During my summer placement, I had the opportunity to work on a number of different types of project including performing root cause analyses, compiling business cases, reviewing and analysing historical data (to inform future decisions) and writing informative documents about the role that the Asset Integrity team perform. The work was very varied and hence always exciting and interesting.
Some of my main achievements included: approval of 2 business cases which together had the potential to save the business £92,000 per year; discovery of the cause of yaw gear failures through my root cause analysis (and consequently lasting changes to the yaw gear strategy on site as a result of my report recommendations); raising a safety consideration to improve safety for personnel on site as a result of research I did into crane usage; and a real input into focusing the team strategy through writing my information reports about the asset integrity team.
However, perhaps the highlight of my summer was when I went on a site visit and climbed a wind turbine in order to perform a repair up the turbine on a system that the Asset Integrity team uses to monitor the condition of the mechanical parts in the nacelle. It was great to be able to see the machinery up close (that I had spent most of 9 weeks learning about in the lead up to the site visit) and be able to put my work into context. It was also just exhilarating to be able to work at height, 50m above the ground, using safety harnessing…what a view!
The main things that I took away from the placement were a grounding in the energy and renewables industries, and more specifically a solid grounding in how to perform a technical engineering role.
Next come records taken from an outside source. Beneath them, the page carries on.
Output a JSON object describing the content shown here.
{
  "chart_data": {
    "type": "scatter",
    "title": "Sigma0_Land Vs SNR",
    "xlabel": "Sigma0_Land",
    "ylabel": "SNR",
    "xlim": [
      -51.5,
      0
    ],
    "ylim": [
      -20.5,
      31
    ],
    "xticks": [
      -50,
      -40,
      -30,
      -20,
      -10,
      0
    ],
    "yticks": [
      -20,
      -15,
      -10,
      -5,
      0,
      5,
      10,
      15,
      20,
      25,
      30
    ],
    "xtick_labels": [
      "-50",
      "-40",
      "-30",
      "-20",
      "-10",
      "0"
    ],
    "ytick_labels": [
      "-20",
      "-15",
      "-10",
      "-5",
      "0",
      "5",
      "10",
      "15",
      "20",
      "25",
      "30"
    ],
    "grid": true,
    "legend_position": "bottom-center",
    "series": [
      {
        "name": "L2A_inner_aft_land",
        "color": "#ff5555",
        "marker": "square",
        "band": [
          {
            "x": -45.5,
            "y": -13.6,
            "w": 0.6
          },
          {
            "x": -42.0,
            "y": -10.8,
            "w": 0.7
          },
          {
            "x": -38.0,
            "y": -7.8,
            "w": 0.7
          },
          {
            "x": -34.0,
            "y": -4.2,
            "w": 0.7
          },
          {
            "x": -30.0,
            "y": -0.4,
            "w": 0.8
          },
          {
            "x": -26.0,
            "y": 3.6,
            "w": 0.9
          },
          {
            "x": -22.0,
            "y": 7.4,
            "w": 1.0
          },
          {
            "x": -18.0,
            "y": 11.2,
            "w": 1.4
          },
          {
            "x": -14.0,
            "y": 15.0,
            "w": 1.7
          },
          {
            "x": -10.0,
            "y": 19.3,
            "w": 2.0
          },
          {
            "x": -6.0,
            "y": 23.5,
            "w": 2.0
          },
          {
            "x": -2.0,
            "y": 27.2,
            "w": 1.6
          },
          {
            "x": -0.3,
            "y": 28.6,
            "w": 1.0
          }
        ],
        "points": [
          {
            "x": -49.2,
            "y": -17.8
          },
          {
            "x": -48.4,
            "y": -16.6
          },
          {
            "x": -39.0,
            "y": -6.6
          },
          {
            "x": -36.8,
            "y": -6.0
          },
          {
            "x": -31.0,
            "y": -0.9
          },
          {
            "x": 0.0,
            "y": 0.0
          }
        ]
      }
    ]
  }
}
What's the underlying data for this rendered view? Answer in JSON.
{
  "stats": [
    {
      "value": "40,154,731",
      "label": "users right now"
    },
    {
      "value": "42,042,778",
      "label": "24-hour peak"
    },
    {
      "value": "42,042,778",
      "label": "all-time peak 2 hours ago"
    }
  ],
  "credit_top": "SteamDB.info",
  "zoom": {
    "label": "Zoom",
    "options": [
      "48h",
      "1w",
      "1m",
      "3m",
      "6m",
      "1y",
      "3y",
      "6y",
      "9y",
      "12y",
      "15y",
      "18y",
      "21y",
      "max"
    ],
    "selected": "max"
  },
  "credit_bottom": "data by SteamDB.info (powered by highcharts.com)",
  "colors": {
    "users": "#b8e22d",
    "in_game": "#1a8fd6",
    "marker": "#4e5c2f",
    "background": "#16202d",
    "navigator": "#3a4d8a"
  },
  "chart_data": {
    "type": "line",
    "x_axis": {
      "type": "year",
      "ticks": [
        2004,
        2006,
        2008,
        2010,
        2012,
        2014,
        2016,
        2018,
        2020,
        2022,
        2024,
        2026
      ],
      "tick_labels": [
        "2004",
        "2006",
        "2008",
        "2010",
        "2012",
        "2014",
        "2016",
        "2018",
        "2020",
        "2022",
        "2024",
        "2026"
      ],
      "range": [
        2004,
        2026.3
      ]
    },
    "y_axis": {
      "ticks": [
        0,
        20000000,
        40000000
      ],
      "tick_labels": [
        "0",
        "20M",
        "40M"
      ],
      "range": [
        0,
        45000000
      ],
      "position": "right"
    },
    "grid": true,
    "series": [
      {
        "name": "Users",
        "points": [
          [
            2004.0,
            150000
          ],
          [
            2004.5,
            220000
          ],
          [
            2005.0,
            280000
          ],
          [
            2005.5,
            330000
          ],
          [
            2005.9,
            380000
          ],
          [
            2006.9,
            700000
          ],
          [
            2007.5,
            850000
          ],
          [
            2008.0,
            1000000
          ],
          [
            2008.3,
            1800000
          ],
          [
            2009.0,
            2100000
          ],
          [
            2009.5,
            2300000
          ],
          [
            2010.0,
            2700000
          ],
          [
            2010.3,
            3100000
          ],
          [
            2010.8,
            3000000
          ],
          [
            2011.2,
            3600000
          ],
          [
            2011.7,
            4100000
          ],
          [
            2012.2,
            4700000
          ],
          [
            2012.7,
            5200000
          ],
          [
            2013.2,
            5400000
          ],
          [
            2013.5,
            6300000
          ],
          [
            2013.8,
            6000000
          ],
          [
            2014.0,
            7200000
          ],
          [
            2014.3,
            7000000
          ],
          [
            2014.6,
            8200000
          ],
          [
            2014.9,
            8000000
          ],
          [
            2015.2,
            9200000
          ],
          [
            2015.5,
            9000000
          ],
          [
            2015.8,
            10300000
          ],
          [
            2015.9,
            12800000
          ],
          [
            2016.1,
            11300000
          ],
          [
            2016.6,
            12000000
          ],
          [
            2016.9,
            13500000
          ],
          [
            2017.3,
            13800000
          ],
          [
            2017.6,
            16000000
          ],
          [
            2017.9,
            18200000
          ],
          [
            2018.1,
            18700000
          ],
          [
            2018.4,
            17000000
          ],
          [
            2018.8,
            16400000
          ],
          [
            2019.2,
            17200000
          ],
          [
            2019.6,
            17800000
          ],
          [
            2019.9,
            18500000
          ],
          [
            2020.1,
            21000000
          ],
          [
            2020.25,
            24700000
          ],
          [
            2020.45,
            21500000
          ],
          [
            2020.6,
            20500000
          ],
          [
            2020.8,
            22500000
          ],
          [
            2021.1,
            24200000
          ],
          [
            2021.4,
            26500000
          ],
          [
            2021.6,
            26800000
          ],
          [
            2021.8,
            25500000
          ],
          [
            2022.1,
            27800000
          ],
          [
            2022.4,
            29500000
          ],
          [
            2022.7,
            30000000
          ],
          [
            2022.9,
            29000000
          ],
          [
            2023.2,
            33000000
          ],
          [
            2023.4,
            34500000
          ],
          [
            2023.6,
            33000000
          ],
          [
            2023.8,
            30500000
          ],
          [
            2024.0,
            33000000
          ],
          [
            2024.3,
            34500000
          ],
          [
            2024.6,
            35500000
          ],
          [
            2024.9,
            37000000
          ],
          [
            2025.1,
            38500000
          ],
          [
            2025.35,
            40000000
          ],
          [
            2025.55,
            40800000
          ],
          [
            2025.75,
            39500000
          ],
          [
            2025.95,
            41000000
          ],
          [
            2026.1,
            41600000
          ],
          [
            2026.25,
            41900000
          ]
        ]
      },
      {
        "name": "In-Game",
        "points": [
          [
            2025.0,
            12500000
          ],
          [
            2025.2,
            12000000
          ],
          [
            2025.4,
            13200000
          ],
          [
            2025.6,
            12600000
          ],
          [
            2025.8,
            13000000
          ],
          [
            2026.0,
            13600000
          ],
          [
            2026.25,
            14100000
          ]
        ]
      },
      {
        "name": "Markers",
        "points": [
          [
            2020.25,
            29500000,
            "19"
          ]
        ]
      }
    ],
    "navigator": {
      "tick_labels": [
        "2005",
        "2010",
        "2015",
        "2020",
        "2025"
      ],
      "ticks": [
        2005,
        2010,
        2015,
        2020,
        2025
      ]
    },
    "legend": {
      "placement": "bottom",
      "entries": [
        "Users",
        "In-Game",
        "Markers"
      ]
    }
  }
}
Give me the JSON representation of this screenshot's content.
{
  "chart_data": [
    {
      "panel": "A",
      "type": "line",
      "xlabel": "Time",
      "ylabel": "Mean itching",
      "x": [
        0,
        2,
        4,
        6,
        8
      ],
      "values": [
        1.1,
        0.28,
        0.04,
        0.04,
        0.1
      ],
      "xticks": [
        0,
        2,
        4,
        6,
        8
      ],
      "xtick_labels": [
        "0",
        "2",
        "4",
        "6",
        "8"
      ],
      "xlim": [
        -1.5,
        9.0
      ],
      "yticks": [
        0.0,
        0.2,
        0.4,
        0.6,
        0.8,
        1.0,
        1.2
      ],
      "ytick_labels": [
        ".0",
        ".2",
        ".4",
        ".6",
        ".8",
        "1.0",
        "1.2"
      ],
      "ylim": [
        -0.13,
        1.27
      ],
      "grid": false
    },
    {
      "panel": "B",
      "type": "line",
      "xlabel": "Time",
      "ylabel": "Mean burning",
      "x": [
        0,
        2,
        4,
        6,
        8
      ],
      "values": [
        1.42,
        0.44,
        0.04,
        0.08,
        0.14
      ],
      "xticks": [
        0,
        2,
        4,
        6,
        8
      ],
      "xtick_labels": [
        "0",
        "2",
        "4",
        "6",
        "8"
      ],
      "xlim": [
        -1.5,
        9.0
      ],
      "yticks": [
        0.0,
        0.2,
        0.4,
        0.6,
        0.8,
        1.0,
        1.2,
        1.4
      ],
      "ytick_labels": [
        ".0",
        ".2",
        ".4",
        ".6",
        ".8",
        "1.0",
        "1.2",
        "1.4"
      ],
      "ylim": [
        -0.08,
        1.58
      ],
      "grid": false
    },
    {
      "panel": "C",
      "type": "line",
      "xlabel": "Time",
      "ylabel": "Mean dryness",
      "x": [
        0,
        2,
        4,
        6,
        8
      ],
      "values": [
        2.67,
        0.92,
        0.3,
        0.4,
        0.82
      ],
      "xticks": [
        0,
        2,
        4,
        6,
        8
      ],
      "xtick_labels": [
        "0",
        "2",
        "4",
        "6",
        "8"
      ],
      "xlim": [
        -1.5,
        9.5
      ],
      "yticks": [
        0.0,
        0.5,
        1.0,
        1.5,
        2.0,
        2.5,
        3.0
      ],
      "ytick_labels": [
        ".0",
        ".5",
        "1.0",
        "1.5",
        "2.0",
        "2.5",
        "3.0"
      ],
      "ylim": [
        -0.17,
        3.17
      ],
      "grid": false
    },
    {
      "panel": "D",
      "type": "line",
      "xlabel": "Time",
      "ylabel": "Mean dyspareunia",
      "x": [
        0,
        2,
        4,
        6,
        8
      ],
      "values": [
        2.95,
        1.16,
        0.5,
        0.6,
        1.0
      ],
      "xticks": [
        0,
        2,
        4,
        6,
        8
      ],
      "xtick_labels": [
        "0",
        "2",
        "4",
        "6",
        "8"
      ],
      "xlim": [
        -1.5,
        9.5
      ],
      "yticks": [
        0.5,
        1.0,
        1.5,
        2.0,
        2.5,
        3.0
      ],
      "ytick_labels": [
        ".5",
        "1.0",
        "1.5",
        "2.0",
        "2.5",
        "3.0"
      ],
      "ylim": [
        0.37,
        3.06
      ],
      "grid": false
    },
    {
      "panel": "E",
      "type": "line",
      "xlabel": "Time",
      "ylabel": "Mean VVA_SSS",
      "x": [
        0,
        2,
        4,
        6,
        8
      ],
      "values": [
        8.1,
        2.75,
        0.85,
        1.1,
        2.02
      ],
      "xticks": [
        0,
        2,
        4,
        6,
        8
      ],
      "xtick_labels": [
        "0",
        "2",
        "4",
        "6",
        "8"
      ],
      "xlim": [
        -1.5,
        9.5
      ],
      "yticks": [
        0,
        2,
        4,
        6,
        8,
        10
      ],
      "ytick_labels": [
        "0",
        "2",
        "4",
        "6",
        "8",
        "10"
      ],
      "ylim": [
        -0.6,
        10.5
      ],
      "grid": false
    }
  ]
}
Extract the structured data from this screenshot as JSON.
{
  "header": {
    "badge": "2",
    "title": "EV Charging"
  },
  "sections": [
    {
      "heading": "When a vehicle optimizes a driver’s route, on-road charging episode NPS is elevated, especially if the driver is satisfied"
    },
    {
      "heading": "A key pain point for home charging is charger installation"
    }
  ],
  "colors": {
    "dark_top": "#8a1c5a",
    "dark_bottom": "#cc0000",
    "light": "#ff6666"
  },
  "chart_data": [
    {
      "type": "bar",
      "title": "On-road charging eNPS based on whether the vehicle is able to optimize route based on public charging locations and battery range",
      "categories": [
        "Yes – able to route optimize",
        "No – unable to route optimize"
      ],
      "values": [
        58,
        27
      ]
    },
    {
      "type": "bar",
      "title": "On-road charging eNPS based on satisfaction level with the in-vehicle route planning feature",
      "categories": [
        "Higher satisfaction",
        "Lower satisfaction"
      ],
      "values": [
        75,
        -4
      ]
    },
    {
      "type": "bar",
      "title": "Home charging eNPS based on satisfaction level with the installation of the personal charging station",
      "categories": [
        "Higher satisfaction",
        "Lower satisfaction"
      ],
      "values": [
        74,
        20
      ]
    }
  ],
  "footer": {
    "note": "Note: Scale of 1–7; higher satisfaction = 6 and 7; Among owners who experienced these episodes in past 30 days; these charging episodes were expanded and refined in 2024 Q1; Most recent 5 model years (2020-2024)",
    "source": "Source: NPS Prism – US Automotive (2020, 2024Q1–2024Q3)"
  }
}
I think another key learning was about the best way I could work not just with other teams within Centrica, but even with people in other companies who were often geographically quite distant. Many of my projects required me to speak to other companies to gather information. I also hugely benefited from the chance to talk to people in many different roles in many different parts of Centrica which really opened up doors in terms of thinking about my future career opportunities - Centrica is a hugely friendly place with a great working environment which really made it easy to talk to people and find out what it is that they do and what it would be like to work in their team.
I’ve now returned to Centrica to the same Asset Integrity team and I would say that the summer placement was a huge part of the reason that I’ve landed on my feet, both on a graduate scheme and in my preferred role in the industry which I knew I wanted to join (namely wind energy). Not only did the summer placement give me a chance to make contacts and learn skills that I use on a daily basis in my current role, but it also gave me a chance to show off my abilities and land my preferred graduate position. I’ve been able to really hit the floor running and take on exciting longer-term projects from day 1 on the graduate scheme, because I know what I’m doing and my team know that I know…
I’ve been asked what advice I would give to anyone starting on the summer placement – I think that the main point would be to start day 1 with an opportunistic mind-set. I think that a significant reason for my enjoyment of the scheme, and involvement on such great projects, was the fact that I was willing to take in as much as I could from any and all sources (including both people and reading materials) and then seek out opportunities for projects using my new-found knowledge. 10 weeks went by in a flash for me, and there was definitely no time to hang around waiting for people to gift me work in the first weeks!